The forecast will show the presence of cloud at various heights in the sky. Most tourist go straight to the number shown as the aurora forecast in the top right hand corner. This gives you an indication of the chance of seeing a display and how active the display will be. You don’t necessarily need a high score, indeed in Iceland the score of 3 is the most common and scores above 5 are rare. Remember the number is only a guide. We saw a short display with an aurora forecast of 3. Be prepared to give it time even if all the indicators are good, a display can build slowly and timings can never be guaranteed.

Don’t expect the aurora display you observe to be as vibrant or colourful as it appears in many photographs. Some people can be underwhelmed by what they see and there is a perfectly sound biological reason why. The retina at the back of the eye is made up of two types of cells called rods and cones. Rods are responsible for our vision when light intensity is low however they are not capable of colour vision. This is why it is not very easy to tell the colour of an object if there isn’t much light. Cones on the other hand are capable of colour vision but can only function at higher light intensities. So if you are trying to observe the Northern Lights in an area of darkness only the rods in the eye are functioning therefore you dont see colour very well. To see the colours clearly you need a camera.

You need to set the camera to MANUAL mode. This enables you to control the cameras settings. Set the shutter speed to between 10 and 20 seconds, a little trial and error here to find the optimum. The aperture should be set to around 3.5 and the ISO to 16oo. It is also a good idea to set the timer to a two second delay. To use such long exposures you really need a tripod to hold the camera steady. Having said that I forget mine and had to spend the evening trying to hold my camera as steady as possible in the freezing cold. I managed to take some pictures but they were out of focus due to the camera shake. You live and learn, the next time a tripod will be at the top of the list!

Many smart phone cameras do not let you alter the exposure but there are apps available to help you photograph the Northern Lights. A search in the App Store should show you the possibilities. Having not tried any I can not make any sort of recommendation.

Fridheimar

Fridheimar is a tomato farm, producing fruit all year ground in glasshouses that are heated using geothermal energy. It is perhaps not the first tourist attraction that you think of when planning a trip to Iceland but it is well worth a visit and it can be included on some tours of The Golden Circle.
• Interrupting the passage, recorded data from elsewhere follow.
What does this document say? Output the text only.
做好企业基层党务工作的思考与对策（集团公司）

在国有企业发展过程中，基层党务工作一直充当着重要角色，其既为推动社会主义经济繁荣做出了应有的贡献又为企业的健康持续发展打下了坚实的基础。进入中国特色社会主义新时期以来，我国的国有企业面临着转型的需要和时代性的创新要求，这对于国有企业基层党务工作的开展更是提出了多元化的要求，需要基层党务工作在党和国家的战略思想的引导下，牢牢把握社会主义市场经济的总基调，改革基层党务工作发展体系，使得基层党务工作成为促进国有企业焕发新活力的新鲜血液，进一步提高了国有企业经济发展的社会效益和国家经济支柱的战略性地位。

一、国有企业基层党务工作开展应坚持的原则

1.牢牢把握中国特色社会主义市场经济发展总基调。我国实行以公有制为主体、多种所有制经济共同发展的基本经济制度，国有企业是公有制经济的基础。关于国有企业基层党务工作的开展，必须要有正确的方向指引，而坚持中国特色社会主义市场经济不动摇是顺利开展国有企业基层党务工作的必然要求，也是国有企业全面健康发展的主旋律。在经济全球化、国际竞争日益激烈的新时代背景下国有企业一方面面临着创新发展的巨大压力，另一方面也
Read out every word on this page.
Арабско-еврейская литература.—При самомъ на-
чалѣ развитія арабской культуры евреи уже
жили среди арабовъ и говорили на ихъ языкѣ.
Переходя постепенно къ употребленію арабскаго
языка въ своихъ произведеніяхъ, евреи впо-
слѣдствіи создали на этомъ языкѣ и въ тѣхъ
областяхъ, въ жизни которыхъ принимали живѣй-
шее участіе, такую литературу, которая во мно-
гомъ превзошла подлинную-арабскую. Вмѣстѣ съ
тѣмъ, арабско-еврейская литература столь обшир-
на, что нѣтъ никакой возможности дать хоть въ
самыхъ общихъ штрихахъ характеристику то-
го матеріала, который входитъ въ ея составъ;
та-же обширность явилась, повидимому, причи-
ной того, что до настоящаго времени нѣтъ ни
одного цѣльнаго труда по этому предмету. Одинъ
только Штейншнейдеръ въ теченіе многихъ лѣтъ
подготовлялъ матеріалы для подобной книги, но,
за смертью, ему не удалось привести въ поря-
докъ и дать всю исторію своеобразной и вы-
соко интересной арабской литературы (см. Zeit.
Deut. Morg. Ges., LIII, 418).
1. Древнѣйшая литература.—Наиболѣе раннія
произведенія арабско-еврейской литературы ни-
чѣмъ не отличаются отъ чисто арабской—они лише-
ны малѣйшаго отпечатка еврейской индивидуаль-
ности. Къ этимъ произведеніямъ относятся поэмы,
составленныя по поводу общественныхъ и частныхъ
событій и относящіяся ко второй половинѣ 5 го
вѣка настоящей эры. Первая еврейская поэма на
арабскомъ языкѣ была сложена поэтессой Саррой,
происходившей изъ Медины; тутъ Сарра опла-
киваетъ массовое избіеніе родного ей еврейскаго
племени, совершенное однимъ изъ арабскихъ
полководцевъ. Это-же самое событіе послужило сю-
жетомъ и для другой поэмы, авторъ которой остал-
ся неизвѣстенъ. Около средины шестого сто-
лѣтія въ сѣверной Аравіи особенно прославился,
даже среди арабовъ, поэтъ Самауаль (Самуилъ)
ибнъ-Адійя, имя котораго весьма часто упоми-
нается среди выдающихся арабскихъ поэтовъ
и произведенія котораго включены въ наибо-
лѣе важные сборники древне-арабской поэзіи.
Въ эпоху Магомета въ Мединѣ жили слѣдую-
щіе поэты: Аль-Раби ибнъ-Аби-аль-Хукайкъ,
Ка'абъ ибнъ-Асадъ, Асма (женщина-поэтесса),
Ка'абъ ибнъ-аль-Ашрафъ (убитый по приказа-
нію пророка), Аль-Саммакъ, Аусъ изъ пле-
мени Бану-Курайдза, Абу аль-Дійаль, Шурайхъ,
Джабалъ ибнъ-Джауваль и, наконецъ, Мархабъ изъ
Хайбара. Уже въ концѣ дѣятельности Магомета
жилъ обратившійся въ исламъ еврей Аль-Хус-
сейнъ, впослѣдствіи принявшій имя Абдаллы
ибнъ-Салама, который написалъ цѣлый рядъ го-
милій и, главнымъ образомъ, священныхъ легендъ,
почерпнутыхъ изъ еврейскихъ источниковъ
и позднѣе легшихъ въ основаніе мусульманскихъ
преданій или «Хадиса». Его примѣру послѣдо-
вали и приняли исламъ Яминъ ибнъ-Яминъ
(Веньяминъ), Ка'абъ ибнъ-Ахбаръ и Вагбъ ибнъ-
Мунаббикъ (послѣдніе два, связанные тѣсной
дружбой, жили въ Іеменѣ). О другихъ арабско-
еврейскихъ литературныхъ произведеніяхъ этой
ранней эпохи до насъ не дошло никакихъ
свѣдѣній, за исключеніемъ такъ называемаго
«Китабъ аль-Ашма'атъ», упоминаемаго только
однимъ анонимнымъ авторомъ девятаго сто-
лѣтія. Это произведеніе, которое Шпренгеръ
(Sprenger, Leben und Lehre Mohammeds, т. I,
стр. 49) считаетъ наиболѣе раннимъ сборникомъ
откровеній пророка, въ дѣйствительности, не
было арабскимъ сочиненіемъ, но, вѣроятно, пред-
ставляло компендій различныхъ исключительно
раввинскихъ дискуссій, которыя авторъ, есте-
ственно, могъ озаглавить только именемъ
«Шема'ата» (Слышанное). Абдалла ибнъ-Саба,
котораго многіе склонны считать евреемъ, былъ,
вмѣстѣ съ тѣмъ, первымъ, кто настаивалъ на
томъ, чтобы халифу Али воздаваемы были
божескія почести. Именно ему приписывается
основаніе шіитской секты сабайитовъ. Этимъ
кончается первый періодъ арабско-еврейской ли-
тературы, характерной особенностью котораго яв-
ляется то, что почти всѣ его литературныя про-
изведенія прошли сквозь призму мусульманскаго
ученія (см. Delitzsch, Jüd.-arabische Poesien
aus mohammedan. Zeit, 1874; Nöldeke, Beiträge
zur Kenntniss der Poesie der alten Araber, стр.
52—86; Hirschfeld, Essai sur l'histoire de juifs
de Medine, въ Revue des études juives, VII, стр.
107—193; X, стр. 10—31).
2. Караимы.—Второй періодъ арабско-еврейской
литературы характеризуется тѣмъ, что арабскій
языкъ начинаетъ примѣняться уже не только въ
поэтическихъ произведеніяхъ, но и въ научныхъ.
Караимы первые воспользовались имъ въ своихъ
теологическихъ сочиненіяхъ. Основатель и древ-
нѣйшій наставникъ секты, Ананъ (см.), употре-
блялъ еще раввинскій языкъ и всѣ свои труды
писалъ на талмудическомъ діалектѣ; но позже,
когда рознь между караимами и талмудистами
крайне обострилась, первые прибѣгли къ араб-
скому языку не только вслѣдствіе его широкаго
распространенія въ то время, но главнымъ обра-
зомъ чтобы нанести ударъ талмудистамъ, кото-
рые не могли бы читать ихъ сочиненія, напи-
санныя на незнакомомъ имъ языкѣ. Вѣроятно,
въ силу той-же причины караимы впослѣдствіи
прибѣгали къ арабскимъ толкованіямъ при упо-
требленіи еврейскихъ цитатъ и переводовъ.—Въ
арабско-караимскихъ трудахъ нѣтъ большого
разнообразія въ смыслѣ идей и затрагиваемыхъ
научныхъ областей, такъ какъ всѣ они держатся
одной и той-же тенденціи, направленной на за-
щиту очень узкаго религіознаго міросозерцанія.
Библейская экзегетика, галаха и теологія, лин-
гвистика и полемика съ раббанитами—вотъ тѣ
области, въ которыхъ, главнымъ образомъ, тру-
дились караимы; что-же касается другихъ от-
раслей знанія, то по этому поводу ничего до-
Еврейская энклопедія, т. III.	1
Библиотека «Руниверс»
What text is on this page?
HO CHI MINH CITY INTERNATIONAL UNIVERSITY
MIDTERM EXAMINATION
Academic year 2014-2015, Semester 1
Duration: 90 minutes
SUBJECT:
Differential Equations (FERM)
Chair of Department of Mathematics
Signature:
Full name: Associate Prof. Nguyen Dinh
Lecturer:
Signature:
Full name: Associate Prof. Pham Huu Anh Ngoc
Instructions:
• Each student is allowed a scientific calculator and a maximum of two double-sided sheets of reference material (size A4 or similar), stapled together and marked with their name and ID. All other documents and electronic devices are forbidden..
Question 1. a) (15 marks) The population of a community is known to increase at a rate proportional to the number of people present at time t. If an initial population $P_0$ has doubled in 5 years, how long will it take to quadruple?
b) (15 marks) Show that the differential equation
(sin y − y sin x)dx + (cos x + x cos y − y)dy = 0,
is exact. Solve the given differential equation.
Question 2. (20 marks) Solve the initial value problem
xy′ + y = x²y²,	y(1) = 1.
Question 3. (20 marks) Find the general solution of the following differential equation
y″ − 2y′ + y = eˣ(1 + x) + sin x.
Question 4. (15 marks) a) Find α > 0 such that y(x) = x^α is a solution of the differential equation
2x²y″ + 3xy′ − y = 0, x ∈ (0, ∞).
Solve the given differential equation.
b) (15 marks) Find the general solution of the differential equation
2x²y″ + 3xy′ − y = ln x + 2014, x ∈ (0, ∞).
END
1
It is a most remarkable horticultural venture, plants are grown under sodium lights for 17 hours a day in winter and 14 hours in summer. They have in the region of 10,000 plants in production at any one time and they remain productive for 9 months before replacing. They cultivate their own seedlings to be used as replacement plants.

Bees are imported from Holland to pollinate the plants. They have 600 bees and an individual bee can pollinate up to 2000 flowers a day. The bees must be replaced after 8 weeks.

No pesticides are used in the greenhouses. Fortunately there are not many natural diseases of tomato plants in Iceland. When problems arise they use biological control rather than chemicals, they import Mirid bugs to control pests.

There is a restaurant/café and gift shop where you can buy everything tomato. None of the production from Fridheimar is exported so if you want to try the fruits of their labour here is the place to do it. Lunch is served in the restaurant surrounded by tomato plants from 12.00 to 16.00.

They started breeding horses at Fridheimar in 1995 and there is now an equestrian centre on site. Icelandic horses are a hardy breed and you can see why as they a perfectly capable of surviving the Icelandic winter. The importation of horses into Iceland is not permitted so this is the breed that you will see on your travels round the country.